On small perturbations of the set of zeros of functions of sine type

A function of sine type means an entire function $S(z)$ of exponential type $\sigma>\nobreak0$, satisfying the condition $0<C_1\leqslant|S(z)|e^{-\sigma|\operatorname{Im}z|}\leqslant C_2<\infty$ outside some strip $|\operatorname{Im}z|<\nobreak H$. With the normalization $S(0)=1$ these functions can be represented in the form
\begin{equation} S(z)=\lim_{R\to\infty}\prod_{|\lambda_k|<R}(1-z\lambda_k^{-1}). \end{equation}
Let $\widetilde S(z)$ denote the function obtained from $S(z)$ by replacing $\lambda_k$ by $\lambda_k+\psi_k$ in (1), where $\{\psi_k\}$ is a bounded sequence.

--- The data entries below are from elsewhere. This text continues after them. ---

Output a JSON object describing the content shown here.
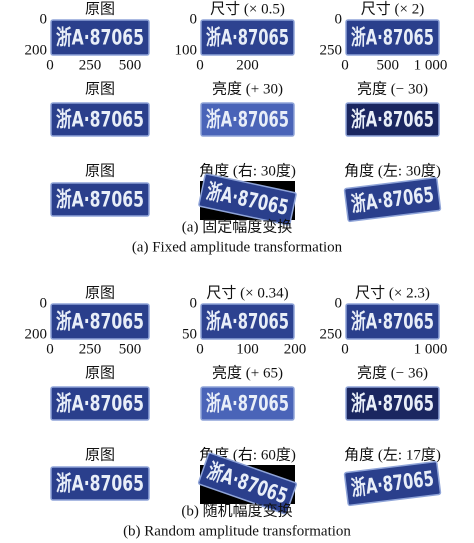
{
  "plate_text": "浙A·87065",
  "sections": [
    {
      "rows": [
        [
          {
            "title": "原图",
            "yticks": [
              "0",
              "200"
            ],
            "xticks": [
              "0",
              "250",
              "500"
            ]
          },
          {
            "title": "尺寸 (× 0.5)",
            "yticks": [
              "0",
              "100"
            ],
            "xticks": [
              "0",
              "200"
            ]
          },
          {
            "title": "尺寸 (× 2)",
            "yticks": [
              "0",
              "250"
            ],
            "xticks": [
              "0",
              "500",
              "1 000"
            ]
          }
        ],
        [
          {
            "title": "原图"
          },
          {
            "title": "亮度 (+ 30)"
          },
          {
            "title": "亮度 (− 30)"
          }
        ],
        [
          {
            "title": "原图"
          },
          {
            "title": "角度 (右: 30度)"
          },
          {
            "title": "角度 (左: 30度)"
          }
        ]
      ],
      "caption_zh": "(a) 固定幅度变换",
      "caption_en": "(a) Fixed amplitude transformation"
    },
    {
      "rows": [
        [
          {
            "title": "原图",
            "yticks": [
              "0",
              "200"
            ],
            "xticks": [
              "0",
              "250",
              "500"
            ]
          },
          {
            "title": "尺寸 (× 0.34)",
            "yticks": [
              "0",
              "50"
            ],
            "xticks": [
              "0",
              "100",
              "200"
            ]
          },
          {
            "title": "尺寸 (× 2.3)",
            "yticks": [
              "0",
              "250"
            ],
            "xticks": [
              "0",
              "1 000"
            ]
          }
        ],
        [
          {
            "title": "原图"
          },
          {
            "title": "亮度 (+ 65)"
          },
          {
            "title": "亮度 (− 36)"
          }
        ],
        [
          {
            "title": "原图"
          },
          {
            "title": "角度 (右: 60度)"
          },
          {
            "title": "角度 (左: 17度)"
          }
        ]
      ],
      "caption_zh": "(b) 随机幅度变换",
      "caption_en": "(b) Random amplitude transformation"
    }
  ]
}
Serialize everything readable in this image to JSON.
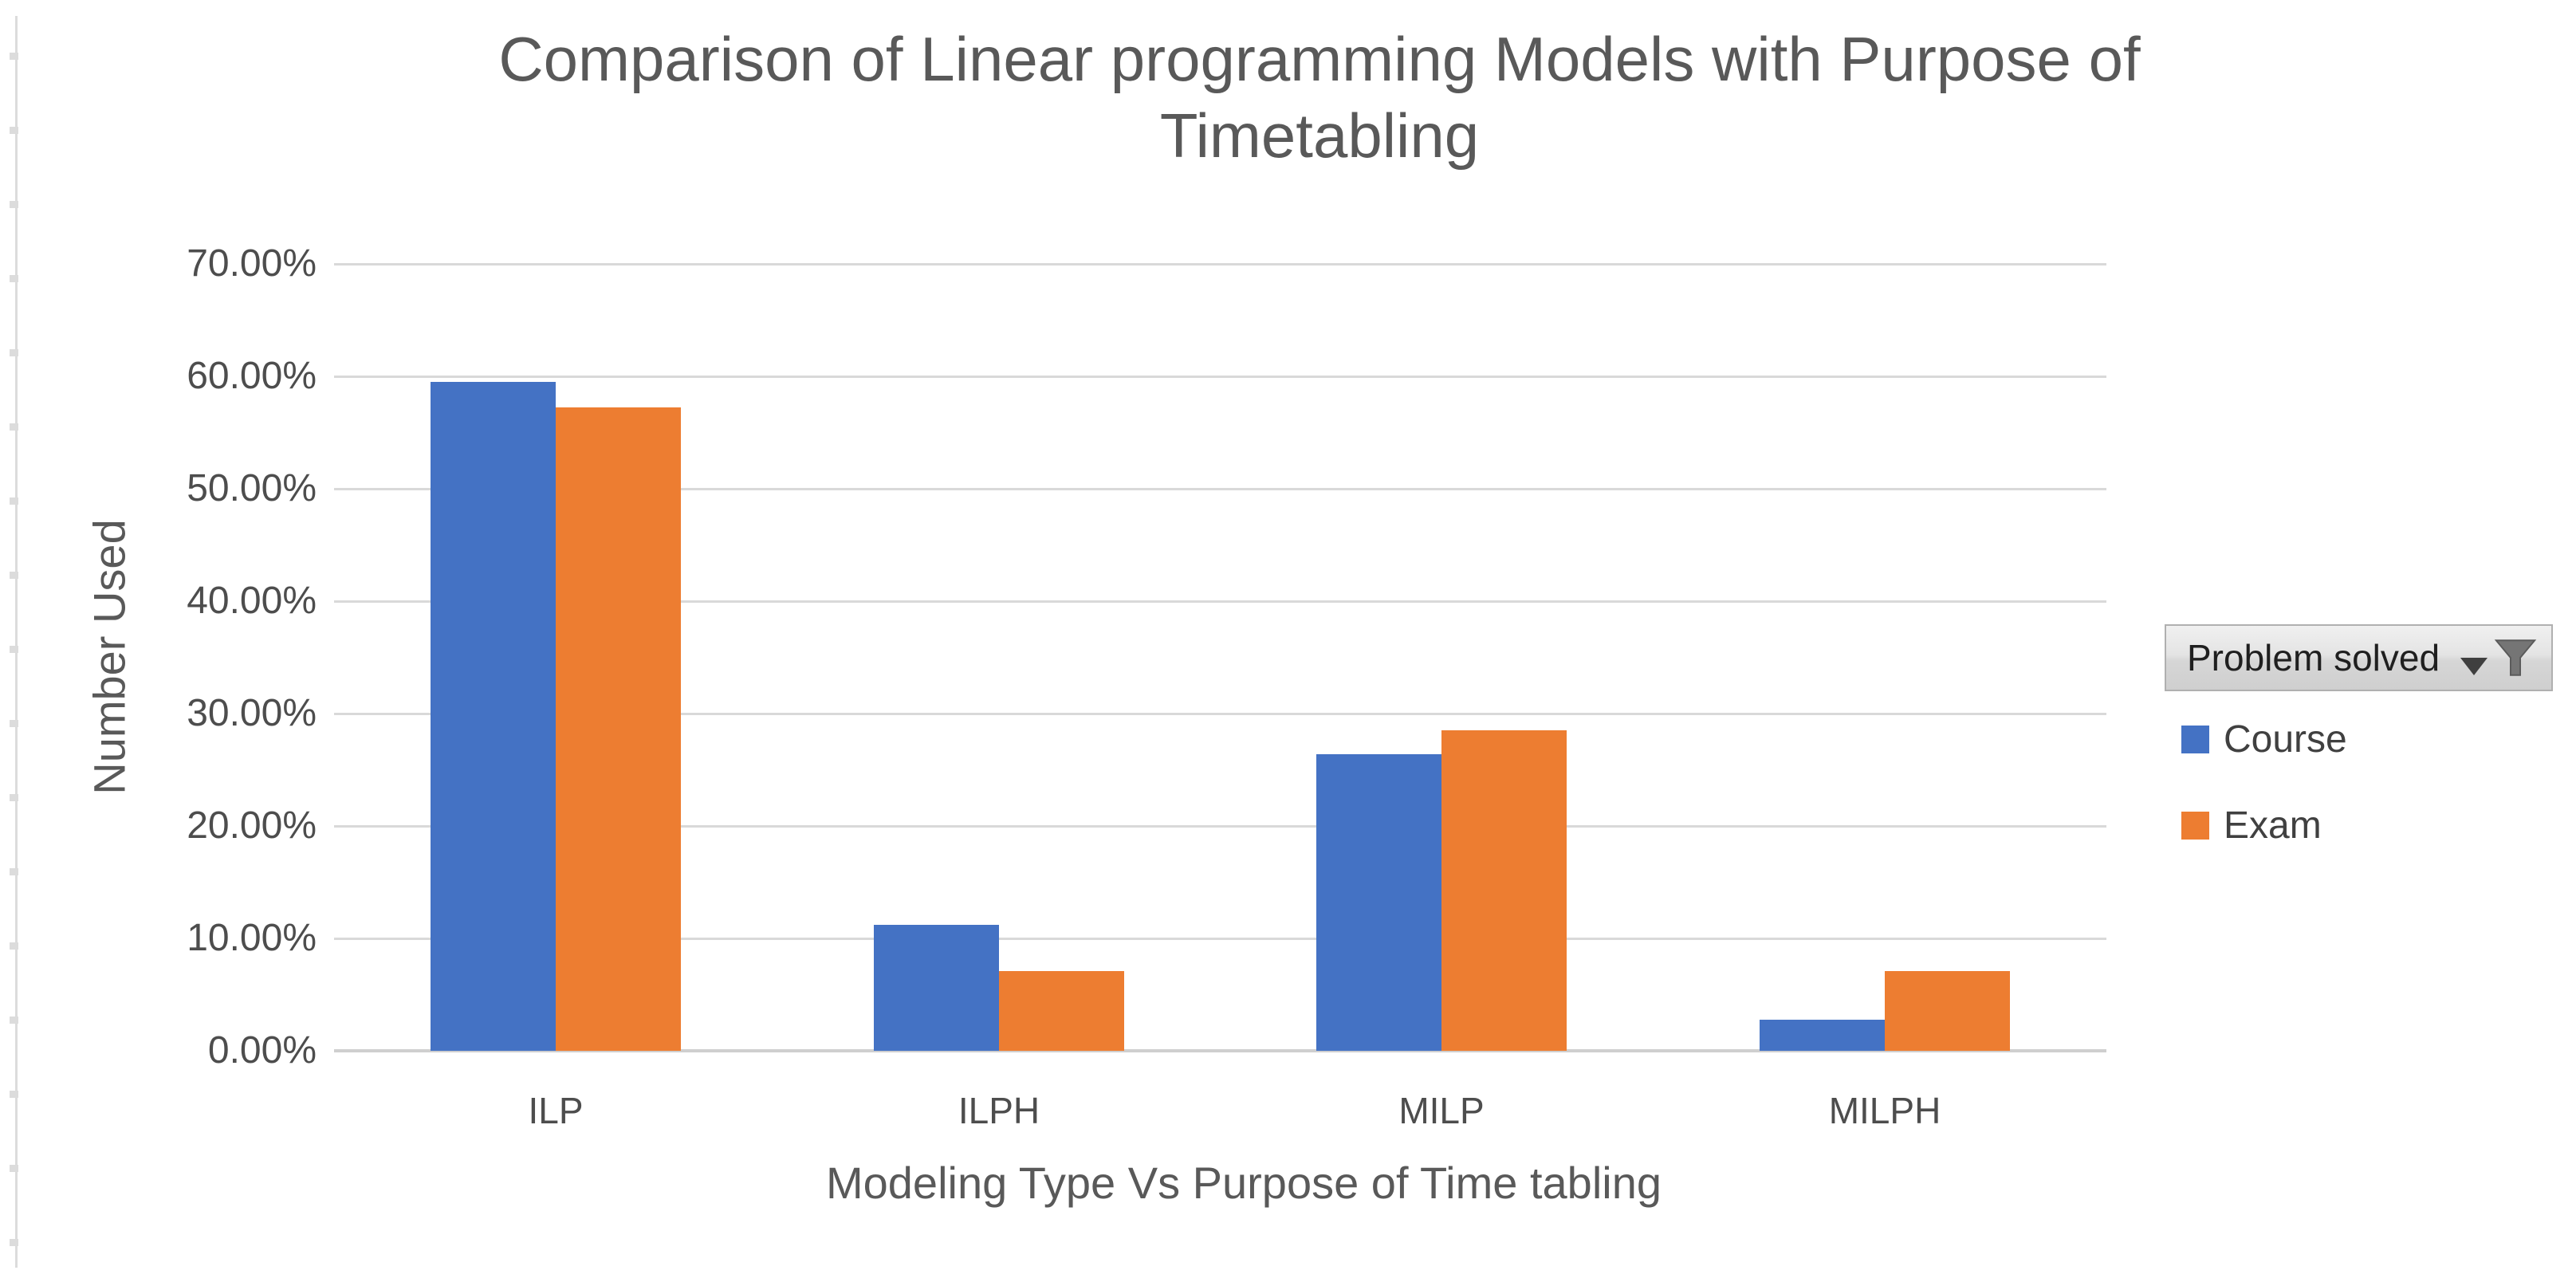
{
  "chart_data": {
    "type": "bar",
    "title": "Comparison of Linear programming Models with Purpose of Timetabling",
    "title_lines": [
      "Comparison of Linear programming Models with Purpose of",
      "Timetabling"
    ],
    "categories": [
      "ILP",
      "ILPH",
      "MILP",
      "MILPH"
    ],
    "series": [
      {
        "name": "Course",
        "color": "#4472C4",
        "values": [
          59.5,
          11.2,
          26.4,
          2.8
        ]
      },
      {
        "name": "Exam",
        "color": "#ED7D31",
        "values": [
          57.2,
          7.1,
          28.5,
          7.1
        ]
      }
    ],
    "xlabel": "Modeling Type Vs Purpose of Time tabling",
    "ylabel": "Number Used",
    "ylim": [
      0,
      70
    ],
    "y_tick_step": 10,
    "y_ticks": [
      "0.00%",
      "10.00%",
      "20.00%",
      "30.00%",
      "40.00%",
      "50.00%",
      "60.00%",
      "70.00%"
    ],
    "grid": true,
    "legend_position": "right",
    "gridline_color": "#d9d9d9"
  },
  "filter_button": {
    "label": "Problem solved",
    "icons": [
      "dropdown-arrow-icon",
      "funnel-icon"
    ]
  },
  "legend": {
    "items": [
      {
        "label": "Course",
        "color": "#4472C4"
      },
      {
        "label": "Exam",
        "color": "#ED7D31"
      }
    ]
  }
}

In this paper necessary and sufficient conditions on $\{\psi_k\}$ are found, under which $\widetilde S(z)$ is also a function of sine type. Expressions for $\widetilde S(z)$ in terms of $S(z)$ are obtained in the case where $\psi_k=a_1\lambda_k^{-1}+\dots+a_n\lambda_k^{-n}+b_k\lambda_k^{-n}$, where $\{b_k\}\in L^p$, $p>1$.
Bibliography: 9 titles.